En même temps le monde connaît une montée en puissance venant de partis et de politiciens de droite, qui gagnent des élection en cultivant la haine et le dénigrement.Toujours plus de personnes souffrent de cette politique néolibérale, qui leur laisse très peu pour vivre dignement. Après des décennies ou l’idée que l’individu était au centre, qu’il fallait détruire l’organisation syndicale des ouvriers et que le concept de la société n’existait pas, fut répandue, il n’existe presque plus de solidarité entre les oppressés. Ce développement dans la societe arrange l’extrême droite, qui veut trouver des solutions simples aux coûts de personnes, qui souffrent d’autant plus sous la politique néolibérale. Les représentants de partis traditionnels et bourgeois n’entreprennent pas grand chose pour se distancer de ce genre de politique. Au USA, la majorité des républicains soutiennent encore la politique de Trump, en allemagne le CDU de certaines régions réfléchit à s’allier  à l’AFD, un an après que leur collègue de parti, Lübcke fut fusillé à cause de sa politique de migration. Avec ce comportement la fondation pour la monté en puissance globale de pensées néofasciste, est construite.
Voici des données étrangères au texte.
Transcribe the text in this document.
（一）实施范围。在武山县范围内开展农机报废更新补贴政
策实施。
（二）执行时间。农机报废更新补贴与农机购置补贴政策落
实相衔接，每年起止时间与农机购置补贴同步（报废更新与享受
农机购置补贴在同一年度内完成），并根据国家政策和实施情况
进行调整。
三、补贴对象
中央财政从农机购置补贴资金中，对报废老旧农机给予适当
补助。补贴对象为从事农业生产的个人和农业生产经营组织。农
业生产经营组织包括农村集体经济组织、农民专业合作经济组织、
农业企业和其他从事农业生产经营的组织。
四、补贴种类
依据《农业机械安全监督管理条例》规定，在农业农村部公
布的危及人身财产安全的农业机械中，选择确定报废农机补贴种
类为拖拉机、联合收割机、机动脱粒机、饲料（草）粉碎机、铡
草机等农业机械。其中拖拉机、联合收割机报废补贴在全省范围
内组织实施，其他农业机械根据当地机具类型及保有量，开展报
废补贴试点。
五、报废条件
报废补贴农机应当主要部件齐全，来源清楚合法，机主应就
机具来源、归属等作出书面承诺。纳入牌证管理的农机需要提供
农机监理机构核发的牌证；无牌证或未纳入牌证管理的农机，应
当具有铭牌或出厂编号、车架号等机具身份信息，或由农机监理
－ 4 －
Les revendications pour plus de protection de l’environnement sont actuellement seulement établie dans des partis de gauche, mais ceci pourrait changer. Le fascisme du 20ème siècle n’a pas commencé avec des camps de concentration, mais avec une polarisation au sein de la société en mettant des situations de crise, dans laquelle le pays se trouvait, à profit. Il est nécessaire que le mouvement pour le climat prenne conscience de cette situation. Le Sierra Club, un des plus grandes organisations écologique au USA, risquait presque d’être infiltré par l’extrême droite. Il y eu une campagne commune de la Tea Party et du Sierra Club pour la promotion de panneau solaire et des personnes antisémites se portèrent candidats pour le comite [11]. Lor d’une manifestation en pologne,il y avait une banderole avec le dicton:  »Sauvez les abeilles pas les réfugiés » (  »Save bees not refugees ») [12]. La grève pour le climat n’ose pas ignorer ces faits.

La réponse de la grève du climat en rapport a une politique eco-fasciste doit être claire: La politique climatique doit toujours être juste au niveau social. Depuis le début, la grève pour le climat existe grâce à la solidarité, le respect mutuel et la tolérance. Si nous voulons parfaire la formulation de notre troisième revendications, il faut que le fait que l’égalité climatique est antifasciste, soit claire. Il ne suffit pas de parler d’un meilleur monde et d’empêcher des pensées fasciste de se répandre en faisant des discours positifs; l’ensemble de nos actes doit être marqué de l’antifascisme. Ça signifie que nous devons arrêter chaque tentative, venant de la droite qui voudrait changer notre agenda politique. Une politique climatique de droite est uniquement utile  pour garder une élite privilégiée et blanche et ne se bouge pas pour le bien commun de la population.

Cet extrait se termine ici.